Le Forum Catholique

http://www.leforumcatholique.org/message.php?num=988995
images/icones/vatican.gif  ( 988995 )Nouvelles de Rome (2) par Roger (2025-06-18 11:58:19) 

Toujours le même ami m'a présenté les perspectives du nouveau pontificat.

L'essentiel serait lié à la personnalité du pape Léon : un homme calme , équilibré, respectueux de ses interlocuteurs et non tortueux. Mais ce n'est pas seulement la personnalité mais aussi des méthodes de travail sereines fondées sur l'analyse des dossiers et l'écoute des hommes.

Bref l'exacte antithèse de son prédécesseur que plus personne ne pouvait supporter à Rome sauf un petit cercle d'opportunistes.

Cela dit Léon est ouvertement dans le refus des méthodes de son prédécesseur mais est il en opposition à ses idées ? Pas forcément. S'il ne veut pas choquer inutilement en multipliant les gestes outranciers de nature à ridiculiser la papauté (sujet sensible en Italie où le décorum est apprécié ) il ne faut pas voir en lui un crypto tradi.

Même s'il ressemble un peu à Benoît xvi par sa délicatesse , il serait surtout un héritier de Jean Paul II soucieux de mêler le neuf et le vieux.par exemple il devrait continuer à fémininiser et internationaliste la curie .

En revanche point d'attachement maniaque à Vatican II. Le souci d'unité et de vérité le conduirait à appréhender la totalité du magistère (et de la patrologie) sans se limiter ux années 60 . Il est très attaché aux pères de l'Église par exemple et au latin.

Prions pour lui !

Je vous laisse partager vos propres informations et analyses.
images/icones/iphone.jpg  ( 989004 )Effectivement par Signo (2025-06-18 19:31:24) 
[en réponse à 988995]

N’oublions pas toutefois que lors de sa première allocution aux cardinaux Léon XIV leur a demandé de « renouveler leur adhésion à Vatican II ». La vraie question n’est pas de savoir s’il sera un pape conciliaire ou non (François et Benoît XVI l’étaient chacun à sa manière), mais quelle lecture il fera de Vatican II.

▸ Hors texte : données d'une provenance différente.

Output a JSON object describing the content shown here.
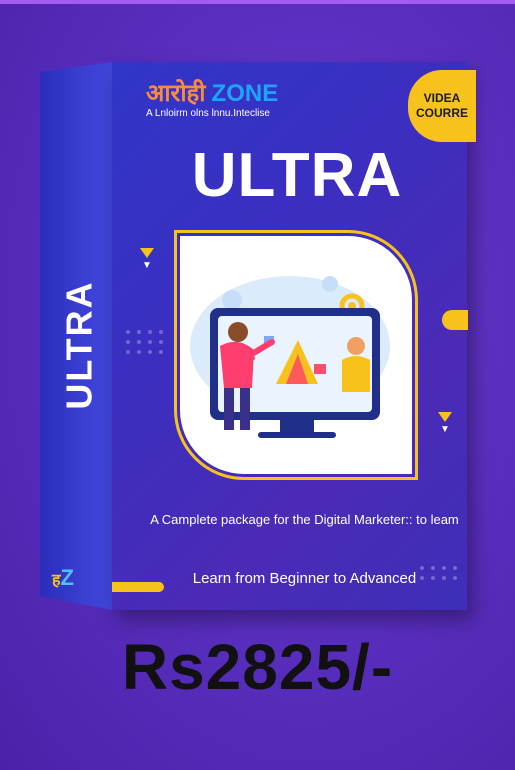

Ce pape, qui pour l’instant correspond presque parfaitement à mes attentes, présentent toutefois certaines caractéristiques qui, positives en elles-mêmes, suscitent dans mon esprit par rapport à la délicate question du statut de la liturgie traditionnelle dans l’Eglise d’aujourd’hui, une petite pointe d’inquiétude.

Ces caractéristiques sont une certaine rigueur intellectuelle (canoniste) et un attachement à la grande Tradition, notamment la tradition patristique.
Cela abouti à deux conclusions:
- une forme liturgique précédent une réforme n’a pas lieu d’être puisque remplacée par la nouvelle;
- la liturgie s’organise autour de l’évêque et se doit donc de suivre la vie diocésaine (en termes de calendrier notamment).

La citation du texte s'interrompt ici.